Blanchett is being honored by the Financial Planning Association for writing the most thought-provoking article for the FPA’s Journal of Financial Planning.

Financial planners often use a model for their clients’ retirement planning that includes a constant dollar amount adjusted each year for inflation. Blanchett has determined through his research that retirees often do not increase spending as much as inflation rises, at least in the beginning and middle retirement years.

He laid out his findings in “Exploring the Retirement Consumption Puzzle” published in The Journal in May 2014.

For his efforts he has been awarded the 2015 Montgomery-Warschauer Award for the article and will be given the award at FPA's 2015 BE (Business and Education) conference in Boston in September. The Montgomery-Warschauer Award honors the paper published in the Journal that provides the most outstanding contribution to better the profession in the preceding year.

The paper’s conclusions have important implications for advisors because advisors may be overestimating how much money retirees need in retirement, Blanchett says.

“It may be that many retirement modeling tools are overestimating the cost of retirement. Empirical data on actual retiree spending suggests that retiree consumption does not increase annually by inflation,” says Blanchett in the paper. “While it is difficult to determine whether this real reduction is due to a lack of retirement resources or active choice (or some combination of the two), the ‘retirement consumption puzzle’ appears to be a very real phenomenon.”

“Retirees may be able to spend more, especially early in retirement when they are healthy enough to enjoy it,” Blanchett said in a recent interview. The time when mandated spending may go up is late in retirement when health-care costs escalate. Therefore retirees may be better off planning for more optional spending early in retirement and more spending late in retirement for health care, while planning for less spending in the middle years, he said.

The result plotted on a graph would look like smile, rather than linear spending adjusted for inflation.
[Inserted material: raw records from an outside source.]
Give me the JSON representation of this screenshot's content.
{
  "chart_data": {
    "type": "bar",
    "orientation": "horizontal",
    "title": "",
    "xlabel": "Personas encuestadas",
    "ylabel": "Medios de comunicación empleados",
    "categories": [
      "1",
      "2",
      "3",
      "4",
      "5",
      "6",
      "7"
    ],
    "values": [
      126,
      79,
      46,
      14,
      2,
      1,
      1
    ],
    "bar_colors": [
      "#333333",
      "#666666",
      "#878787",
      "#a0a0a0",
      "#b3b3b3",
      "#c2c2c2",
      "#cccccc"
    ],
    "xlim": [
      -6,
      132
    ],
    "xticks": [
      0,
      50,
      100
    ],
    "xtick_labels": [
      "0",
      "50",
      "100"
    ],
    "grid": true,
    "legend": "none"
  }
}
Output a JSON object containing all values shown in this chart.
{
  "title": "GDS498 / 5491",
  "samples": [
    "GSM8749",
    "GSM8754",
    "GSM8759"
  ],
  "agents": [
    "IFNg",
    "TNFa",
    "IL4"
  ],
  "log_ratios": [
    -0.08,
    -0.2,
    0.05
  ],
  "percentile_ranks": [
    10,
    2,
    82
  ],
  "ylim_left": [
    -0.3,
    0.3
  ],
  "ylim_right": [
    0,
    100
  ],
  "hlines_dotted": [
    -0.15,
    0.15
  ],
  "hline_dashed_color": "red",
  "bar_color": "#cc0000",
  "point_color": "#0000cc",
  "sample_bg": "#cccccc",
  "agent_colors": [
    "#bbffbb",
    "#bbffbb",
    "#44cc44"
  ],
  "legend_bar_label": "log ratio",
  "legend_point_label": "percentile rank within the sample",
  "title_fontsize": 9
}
In addition, the choice of an annuity for retirement may be affected, he says in the paper. Inflation-adjusted single premium immediate annuities, which hedge both inflation risk and mortality risk, may not be the best choice. Instead, if retiree spending does not increase annually by inflation, it may be that some combination of a nominal annuity and inflation-adjusted annuity would be a more optimal combination of guaranteed income, Blanchett says.